Canada’s new Office of Religious Freedom is facing its first serious test: a call to send its ambassador to Tibet to investigate religious repression and a related rash of self-immolations in the Chinese-controlled region. The call comes from Lobsang Sangay, the head of the group representing Tibetan exiles, who was in Ottawa this week. Sending the freshly minted ambassador would surely anger China, a major Canadian trading partner. But if the Harper government’s much-touted initiative on religious freedom is to have credibility, it should accept this challenge.

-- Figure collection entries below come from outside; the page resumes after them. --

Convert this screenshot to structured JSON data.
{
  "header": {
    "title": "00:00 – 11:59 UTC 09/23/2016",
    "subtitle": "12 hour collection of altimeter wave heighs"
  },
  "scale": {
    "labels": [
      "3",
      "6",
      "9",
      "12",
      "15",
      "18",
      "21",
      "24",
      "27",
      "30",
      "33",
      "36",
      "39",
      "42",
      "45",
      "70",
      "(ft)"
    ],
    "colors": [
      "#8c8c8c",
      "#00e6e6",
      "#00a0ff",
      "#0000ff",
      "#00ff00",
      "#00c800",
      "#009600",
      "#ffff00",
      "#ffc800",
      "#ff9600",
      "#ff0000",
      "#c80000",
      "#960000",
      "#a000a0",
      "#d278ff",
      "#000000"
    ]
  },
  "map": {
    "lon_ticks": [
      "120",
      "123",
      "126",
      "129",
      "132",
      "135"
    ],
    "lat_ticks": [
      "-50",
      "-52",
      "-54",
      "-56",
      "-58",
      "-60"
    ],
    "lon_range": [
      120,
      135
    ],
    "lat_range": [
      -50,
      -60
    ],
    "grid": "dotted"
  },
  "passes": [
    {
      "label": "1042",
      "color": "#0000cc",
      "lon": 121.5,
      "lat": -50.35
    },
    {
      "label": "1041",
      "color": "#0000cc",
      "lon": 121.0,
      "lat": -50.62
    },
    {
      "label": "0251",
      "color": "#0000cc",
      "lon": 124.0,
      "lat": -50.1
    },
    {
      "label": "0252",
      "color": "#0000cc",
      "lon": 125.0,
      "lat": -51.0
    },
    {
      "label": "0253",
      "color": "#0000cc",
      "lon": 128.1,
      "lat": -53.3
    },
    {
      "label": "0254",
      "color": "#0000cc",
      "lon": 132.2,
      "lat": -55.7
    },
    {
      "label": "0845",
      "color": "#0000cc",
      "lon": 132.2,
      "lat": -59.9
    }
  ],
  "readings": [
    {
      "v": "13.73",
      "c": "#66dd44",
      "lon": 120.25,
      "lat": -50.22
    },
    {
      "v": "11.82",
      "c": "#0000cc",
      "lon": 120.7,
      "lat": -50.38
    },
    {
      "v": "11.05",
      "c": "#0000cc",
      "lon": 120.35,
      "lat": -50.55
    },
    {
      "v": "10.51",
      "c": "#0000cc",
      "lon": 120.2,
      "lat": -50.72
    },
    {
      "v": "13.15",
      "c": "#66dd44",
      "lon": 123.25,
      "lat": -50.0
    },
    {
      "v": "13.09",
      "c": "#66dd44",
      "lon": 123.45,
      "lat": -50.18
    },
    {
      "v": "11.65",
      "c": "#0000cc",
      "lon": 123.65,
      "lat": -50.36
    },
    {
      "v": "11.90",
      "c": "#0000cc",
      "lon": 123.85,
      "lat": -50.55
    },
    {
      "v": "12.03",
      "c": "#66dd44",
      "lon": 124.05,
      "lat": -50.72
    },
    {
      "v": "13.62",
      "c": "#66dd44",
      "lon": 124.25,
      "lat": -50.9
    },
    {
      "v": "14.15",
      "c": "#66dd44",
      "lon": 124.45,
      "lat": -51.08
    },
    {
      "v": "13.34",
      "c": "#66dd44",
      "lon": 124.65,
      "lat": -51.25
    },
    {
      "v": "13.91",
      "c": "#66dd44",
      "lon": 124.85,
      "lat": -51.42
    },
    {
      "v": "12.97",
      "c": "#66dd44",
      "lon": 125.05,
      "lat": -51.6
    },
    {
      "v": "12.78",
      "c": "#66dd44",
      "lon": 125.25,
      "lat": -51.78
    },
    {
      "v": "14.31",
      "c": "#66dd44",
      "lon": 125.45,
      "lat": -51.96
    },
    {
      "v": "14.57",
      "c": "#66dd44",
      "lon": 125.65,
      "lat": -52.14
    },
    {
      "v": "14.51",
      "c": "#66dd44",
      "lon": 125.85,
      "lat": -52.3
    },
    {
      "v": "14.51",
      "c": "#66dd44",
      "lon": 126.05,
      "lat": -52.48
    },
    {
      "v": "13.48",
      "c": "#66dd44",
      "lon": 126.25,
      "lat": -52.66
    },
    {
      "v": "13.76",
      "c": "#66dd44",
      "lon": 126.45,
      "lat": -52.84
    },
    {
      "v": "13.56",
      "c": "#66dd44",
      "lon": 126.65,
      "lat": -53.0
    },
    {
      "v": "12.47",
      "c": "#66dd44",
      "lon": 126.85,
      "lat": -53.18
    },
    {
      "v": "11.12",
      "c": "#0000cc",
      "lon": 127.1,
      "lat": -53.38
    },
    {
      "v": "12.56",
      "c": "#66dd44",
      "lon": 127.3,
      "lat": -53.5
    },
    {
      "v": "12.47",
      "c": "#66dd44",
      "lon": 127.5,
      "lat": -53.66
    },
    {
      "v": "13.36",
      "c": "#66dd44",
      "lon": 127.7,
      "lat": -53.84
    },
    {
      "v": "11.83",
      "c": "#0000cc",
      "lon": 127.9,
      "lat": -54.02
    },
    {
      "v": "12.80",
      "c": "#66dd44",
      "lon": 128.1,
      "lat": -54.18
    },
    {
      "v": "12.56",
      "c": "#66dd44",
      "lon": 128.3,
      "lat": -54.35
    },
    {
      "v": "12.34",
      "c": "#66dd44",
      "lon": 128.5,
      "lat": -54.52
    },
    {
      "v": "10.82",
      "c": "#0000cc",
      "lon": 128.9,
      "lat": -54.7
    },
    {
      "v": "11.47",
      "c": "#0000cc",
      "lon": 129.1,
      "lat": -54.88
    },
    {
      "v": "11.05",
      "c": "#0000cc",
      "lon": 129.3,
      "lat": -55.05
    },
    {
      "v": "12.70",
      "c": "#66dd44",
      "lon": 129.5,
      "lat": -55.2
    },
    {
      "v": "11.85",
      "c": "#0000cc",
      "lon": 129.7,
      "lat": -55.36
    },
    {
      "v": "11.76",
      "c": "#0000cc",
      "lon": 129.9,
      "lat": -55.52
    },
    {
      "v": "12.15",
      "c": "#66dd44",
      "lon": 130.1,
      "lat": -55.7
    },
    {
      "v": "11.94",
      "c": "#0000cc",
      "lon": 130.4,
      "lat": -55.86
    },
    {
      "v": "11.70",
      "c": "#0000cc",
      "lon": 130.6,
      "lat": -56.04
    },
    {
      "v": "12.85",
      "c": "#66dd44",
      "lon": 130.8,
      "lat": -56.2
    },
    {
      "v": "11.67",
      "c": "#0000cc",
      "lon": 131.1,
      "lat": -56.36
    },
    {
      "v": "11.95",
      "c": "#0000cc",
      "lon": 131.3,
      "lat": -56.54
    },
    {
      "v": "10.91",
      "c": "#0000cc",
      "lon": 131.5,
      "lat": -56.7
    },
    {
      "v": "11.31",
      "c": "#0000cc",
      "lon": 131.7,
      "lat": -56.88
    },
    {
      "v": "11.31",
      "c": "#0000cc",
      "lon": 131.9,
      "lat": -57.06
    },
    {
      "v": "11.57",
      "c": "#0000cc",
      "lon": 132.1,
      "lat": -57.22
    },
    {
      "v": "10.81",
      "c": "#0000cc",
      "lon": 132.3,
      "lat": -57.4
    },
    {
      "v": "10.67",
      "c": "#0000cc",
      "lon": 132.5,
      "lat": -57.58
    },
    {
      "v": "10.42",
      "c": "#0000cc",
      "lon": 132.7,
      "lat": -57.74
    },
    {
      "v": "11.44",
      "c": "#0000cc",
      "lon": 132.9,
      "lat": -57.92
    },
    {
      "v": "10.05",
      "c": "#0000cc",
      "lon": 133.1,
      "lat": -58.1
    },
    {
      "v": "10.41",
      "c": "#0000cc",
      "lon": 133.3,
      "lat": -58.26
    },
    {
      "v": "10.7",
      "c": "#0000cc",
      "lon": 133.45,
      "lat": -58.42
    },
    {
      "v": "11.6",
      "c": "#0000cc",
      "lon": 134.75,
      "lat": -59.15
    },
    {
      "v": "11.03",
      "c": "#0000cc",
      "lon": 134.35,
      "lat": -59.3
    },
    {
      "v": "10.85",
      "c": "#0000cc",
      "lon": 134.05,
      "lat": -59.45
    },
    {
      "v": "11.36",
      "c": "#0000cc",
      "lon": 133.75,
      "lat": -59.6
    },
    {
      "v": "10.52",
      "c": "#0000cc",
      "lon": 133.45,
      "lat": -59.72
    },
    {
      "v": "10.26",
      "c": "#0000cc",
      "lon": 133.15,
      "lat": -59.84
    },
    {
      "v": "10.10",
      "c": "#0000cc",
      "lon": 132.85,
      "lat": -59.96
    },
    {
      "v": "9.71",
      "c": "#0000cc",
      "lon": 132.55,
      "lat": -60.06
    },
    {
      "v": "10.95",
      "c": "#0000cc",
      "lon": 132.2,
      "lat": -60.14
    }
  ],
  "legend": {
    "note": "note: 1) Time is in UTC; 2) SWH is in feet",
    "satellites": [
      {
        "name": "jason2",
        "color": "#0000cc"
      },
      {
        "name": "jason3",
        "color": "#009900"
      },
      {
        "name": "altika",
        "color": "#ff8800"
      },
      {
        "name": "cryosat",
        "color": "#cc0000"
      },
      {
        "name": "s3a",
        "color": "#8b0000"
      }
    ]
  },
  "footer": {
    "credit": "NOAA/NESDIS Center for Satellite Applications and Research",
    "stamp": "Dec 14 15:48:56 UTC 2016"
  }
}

The Office of Religious Freedom has been met with skepticism since its creation earlier this month. Critics have pointed out that it is a new $5-million office inside a Department of Foreign Affairs and International Trade that has otherwise had its budgets cut severely. They charge that it will be a press-release-generation project aimed at the Conservatives’ voter base, and that it has little chance of having an impact outside of Canada. Sending the new ambassador to Tibet would answer some of the critics’ legitimate concerns.
But those same critics should not ask too much of this new office and its ambassador, Andrew Bennett. Canada, through John Baird, the minister of Foreign Affairs, has already spoken up strongly about the “rash of self-immolations in Tibetan areas of China and the increasingly punitive measures taken in response,” as the minister put it in a press release in December of 2012. Mr. Baird called on China to “lift restrictions on access to the affected area for the diplomats, media and other observers,” and urged it to “ease tensions” by working “with the Dalai Lama or his representatives.”
Sending Mr. Bennett to Tibet would reinforce Canada’s position, but it would be critical for the ambassador to ensure that he is not drawn into a discussion that goes beyond religious freedoms. Mr. Sangay’s real purpose for visiting Ottawa this week was to push for Tibetan autonomy, an issue that falls well outside the mandate of the Office of Religious Freedom. Any effort to draw the new ambassador of religious freedom into that broader debate, or any other like it in places where geography and religion overlap, should be resisted.
The Harper government can deliver two messages by sending Ambassador Bennett to Tibet with the narrow mandate to investigate the recent spate of self-immolations: that its new Office of Religious Freedom means business; and that it won’t allow the Office’s agenda to be exploited by political movements.